JPG - PNG conversion problem
Raaijmakers, Vincent (GE Infrastructure)
Vincent.Raaijmakers at ge.com
Tue Feb 3 15:57:06 EST 2004
The 64k is measured as a size in memory, not on disk
This is how I measured the size:
blob = Blob()
image = Image("foo.jpg")
image.magick = "PNG"
image.depth = 8
image.write(blob)
print size(blob.data)
In my case, the data has to be "streamed" to another desktop, for that reason I use Blob here.
(Actualy, when I write the image to disk, still the same size...)
Why PNG....., I have to. The application that needs my processed images only accepts PNG. No control over that.
I know, pretty poor, but that is just the fact.
So my hope is that the way how I do the coversion in Magick is wrong. Just hoping for someone who discovered the same issue and knows the solution!
Vincent
-----Original Message-----
From: python-list-bounces+vincent.raaijmakers=ge.com at python.org
[mailto:python-list-bounces+vincent.raaijmakers=ge.com at python.org]On
Behalf Of Dietrich Epp
Sent: Monday, February 02, 2004 9:14 PM
To: Python List
Subject: Re: JPG - PNG conversion problem
On Feb 2, 2004, at 9:32 AM, Raaijmakers, Vincent ((GE Infrastructure))
wrote:
> Yes I did.
>
> image.depth = 8
>
> But it didn't help, the 64k is the image file size having 256 colors.
160 * 120 = 19200
So something is wrong. First of all, PNG compressions is usually
around 2:1 to 4:1. JPG compression often still looks acceptable at
10:1 or higher. Second of all, depth is bits per sample. 8-bit RGB
takes up 24 bits per pixel. The depth is probably 8 already. What you
want to do is convert the image to indexed color.
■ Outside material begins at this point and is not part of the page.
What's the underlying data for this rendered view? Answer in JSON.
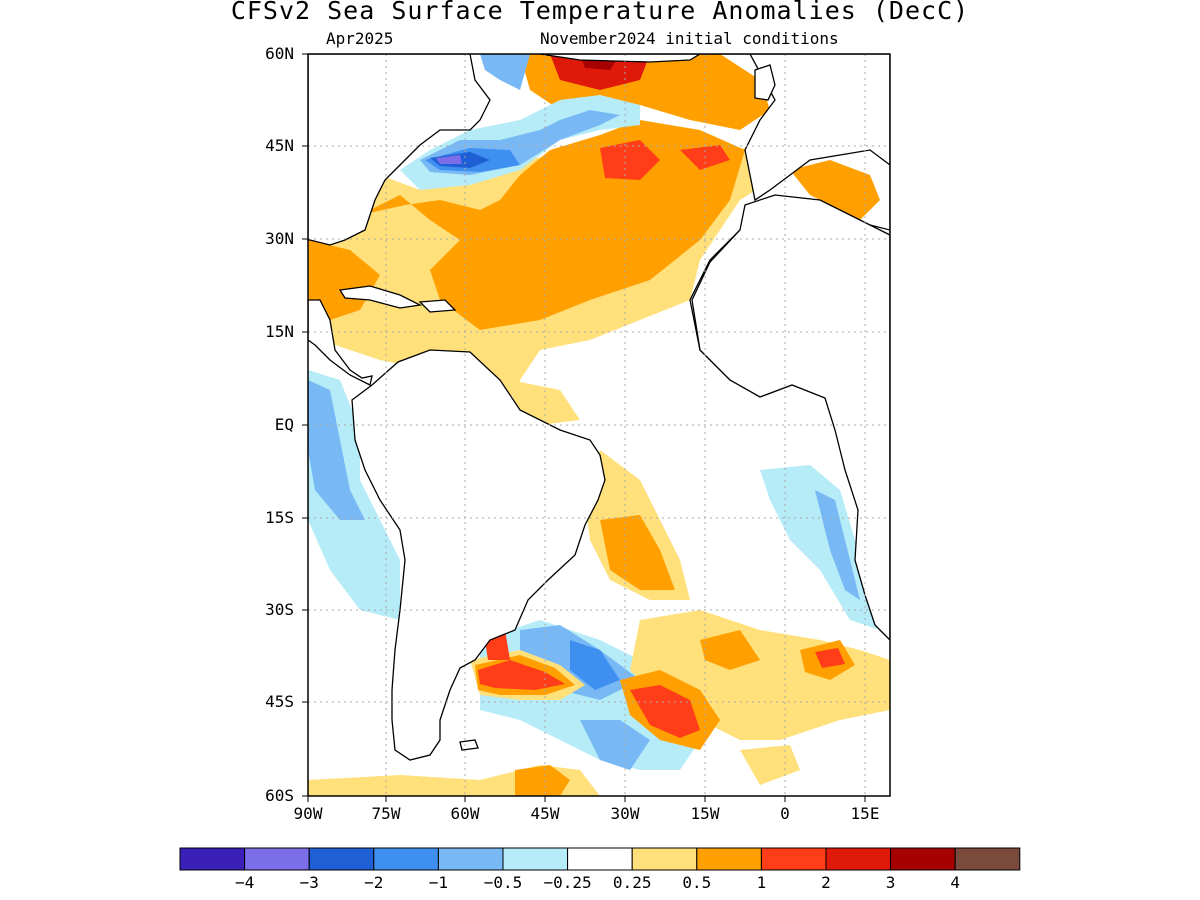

My guess is the reason your file takes up 64k on your hard drive is
that your file system is rounding up to the nearest block. Try to find
out the exact number of bytes, it's undoubtedly smaller. Create a text
file on your drive that only contains one letter, then tell us what the
size is. Due to the type of compression that PNG uses, the worst case
scenario is a little more than 57k.
Now comes the part where I question your motives... what is wrong with
JPEG? Converting JPEG to PNG indexed is practically the worst case
scenario for image conversion. You get big file sizes, dithering, and
JPEG artifacts all in one image! I can think of worse conversions, but
they involve things like transmitting the raw image data over an RS232
connection without error connection up an elevator shaft.